Marshall also condemned China for its attempts to change its image through hosting the Olympics, but he declared the golf merger not worth Congress’s time.

“No one back home,” he said, “has asked me, hey, why do you — what’s the Senate think about this merger?”

Other Democrats lacked the focus of Blumenthal. Sen. Alex Padilla (Calif.) used his time to push PGA officials to provide big compensation for the golfers who remained loyal and did not chase PIF’s extra millions from LIV. He also condemned the breakaway golf tour for not honoring labor union rights for production workers.

Sitting in the audience were members of 9/11 Families United, a group that lobbies for benefits for the survivors of the 2001 terrorist attacks. They used to be incredibly powerful — Blumenthal co-wrote the legislation that allowed them to sue Saudi interests who they think were complicit in the attacks.

Now, Blumenthal is at it again, but with fewer allies. He is upset that PGA officials did not fully pursue other major investment funds not run by autocratic regimes, like private equity, to provide the needed funds to beat back LIV’s challenge.

Blumenthal is planning additional hearings that will uncover more documents, with potential testimony from PGA golfers, but he is trying to drive home the point that this is only the beginning of the foreign influx in sports ownership.

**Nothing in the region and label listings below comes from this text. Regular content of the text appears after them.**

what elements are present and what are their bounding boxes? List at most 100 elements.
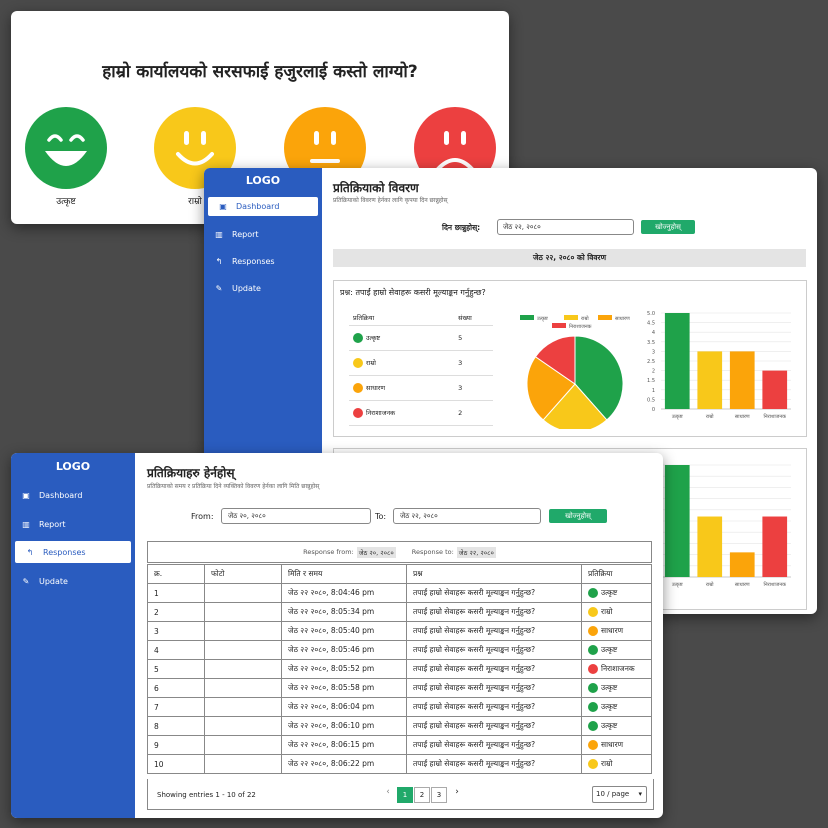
cell-response: साधारण [581,621,652,641]
to-date-input[interactable]: जेठ २२, २०८० [393,508,541,524]
response-label: साधारण [601,740,624,749]
row-count: 5 [458,333,463,342]
laughing-face-icon [353,332,363,343]
bar [697,351,723,409]
table-row: 3 जेठ २२ २०८०, 8:05:40 pm तपाईं हाम्रो सेव… [147,621,652,641]
col-header-response: प्रतिक्रिया [353,314,375,323]
range-from-label: Response from: [303,548,354,556]
page-2-button[interactable]: 2 [414,787,430,803]
response-label: उत्कृष्ट [601,683,618,692]
table-row: राम्रो 3 [349,350,493,375]
table-row: 4 जेठ २२ २०८०, 8:05:46 pm तपाईं हाम्रो सेव… [147,640,652,660]
sidebar-item-dashboard[interactable]: ▣ Dashboard [11,487,135,503]
laughing-face-icon [588,721,598,731]
bar [762,370,788,409]
bar [729,552,755,577]
cell-question: तपाईं हाम्रो सेवाहरू कसरी मूल्याङ्कन गर्… [406,678,582,698]
reply-icon: ↰ [26,547,34,557]
sidebar-item-dashboard[interactable]: ▣ Dashboard [208,197,318,216]
response-range-bar: Response from: जेठ २०, २०८० Response to:… [147,541,652,563]
bar [697,516,723,577]
y-tick-label: 4.5 [647,321,655,327]
logo: LOGO [55,460,91,473]
from-date-input[interactable]: जेठ २०, २०८० [221,508,371,524]
cell-response: राम्रो [581,754,652,774]
neutral-face-icon [588,740,598,750]
cell-photo [204,716,282,736]
calendar-icon: ▣ [22,490,30,500]
sidebar-item-report[interactable]: ▥ Report [11,516,135,532]
cell-response: साधारण [581,735,652,755]
cell-question: तपाईं हाम्रो सेवाहरू कसरी मूल्याङ्कन गर्… [406,716,582,736]
laughing-face-icon [588,645,598,655]
cell-sn: 6 [147,678,205,698]
page-1-button[interactable]: 1 [397,787,413,803]
sidebar-item-label: Responses [232,256,275,266]
neutral-face-icon [353,382,363,393]
cell-sn: 1 [147,583,205,603]
bar [729,351,755,409]
x-tick-label: निराशाजनक [764,413,787,420]
from-label: From: [191,512,214,521]
sidebar-item-responses[interactable]: ↰ Responses [15,541,131,563]
x-tick-label: उत्कृष्ट [672,582,683,588]
bar [664,465,690,577]
date-label: दिन छान्नुहोस्: [442,223,481,232]
cell-response: राम्रो [581,602,652,622]
y-tick-label: 2 [652,369,655,375]
feedback-kiosk-window: हाम्रो कार्यालयको सरसफाई हजुरलाई कस्तो ल… [11,11,509,224]
cell-sn: 10 [147,754,205,774]
reply-icon: ↰ [215,256,223,266]
legend-swatch [552,323,566,328]
y-tick-label: 3 [652,349,655,355]
laughing-face-icon [588,683,598,693]
sidebar-item-responses[interactable]: ↰ Responses [204,253,322,269]
neutral-face-icon [588,626,598,636]
row-count: 3 [458,358,463,367]
legend-label: साधारण [615,316,630,322]
search-button[interactable]: खोज्नुहोस् [641,220,695,234]
sidebar-item-label: Responses [43,547,86,557]
responses-table: क्र. फोटो मिति र समय प्रश्न प्रतिक्रिया … [147,564,652,774]
cell-photo [204,678,282,698]
table-row: 2 जेठ २२ २०८०, 8:05:34 pm तपाईं हाम्रो सेव… [147,602,652,622]
cell-response: उत्कृष्ट [581,697,652,717]
page-3-button[interactable]: 3 [431,787,447,803]
cell-response: उत्कृष्ट [581,640,652,660]
sidebar-item-label: Dashboard [236,202,280,211]
cell-question: तपाईं हाम्रो सेवाहरू कसरी मूल्याङ्कन गर्… [406,659,582,679]
face-excellent-button[interactable] [25,107,107,189]
pie-slice [574,335,624,421]
sidebar-item-report[interactable]: ▥ Report [204,226,322,242]
sidebar-item-update[interactable]: ✎ Update [204,280,322,296]
search-button[interactable]: खोज्नुहोस् [549,509,607,523]
table-row: 1 जेठ २२ २०८०, 8:04:46 pm तपाईं हाम्रो सेव… [147,583,652,603]
per-page-select[interactable]: 10 / page ▾ [592,786,647,803]
responses-window: LOGO ▣ Dashboard ▥ Report ↰ Responses ✎ … [11,453,663,818]
legend-label: निराशाजनक [569,323,592,330]
cell-datetime: जेठ २२ २०८०, 8:05:40 pm [281,621,407,641]
sidebar-item-label: Dashboard [39,490,83,500]
legend-swatch [598,315,612,320]
cell-sn: 2 [147,602,205,622]
cell-photo [204,659,282,679]
row-label: उत्कृष्ट [366,333,381,342]
response-label: उत्कृष्ट [601,645,618,654]
cell-sn: 4 [147,640,205,660]
cell-question: तपाईं हाम्रो सेवाहरू कसरी मूल्याङ्कन गर्… [406,583,582,603]
next-page-button[interactable]: › [455,787,459,797]
table-row: निराशाजनक 2 [349,400,493,425]
cell-photo [204,640,282,660]
sidebar: LOGO ▣ Dashboard ▥ Report ↰ Responses ✎ … [11,453,135,818]
sidebar-item-update[interactable]: ✎ Update [11,573,135,589]
cell-sn: 5 [147,659,205,679]
date-input[interactable]: जेठ २२, २०८० [497,219,634,235]
row-label: साधारण [366,383,386,392]
sidebar-item-label: Report [39,519,66,529]
y-tick-label: 2.5 [647,359,655,365]
prev-page-button[interactable]: ‹ [386,787,390,797]
per-page-value: 10 / page [596,790,630,798]
cell-photo [204,602,282,622]
sidebar-item-label: Update [39,576,68,586]
sad-face-icon [353,407,363,418]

The NFL is the rare major U.S. sports organization that has not allowed foreign funding or ownership stakes in their teams, so Marshall’s beloved Chiefs are safely in the hands of the Hunt family that helped found the team in the early 1960s.

Upon further review, he acknowledged he wouldn’t like anyone else owning the team. “I’d hate to see the Chiefs have anybody but the Hunts own the team,” he said.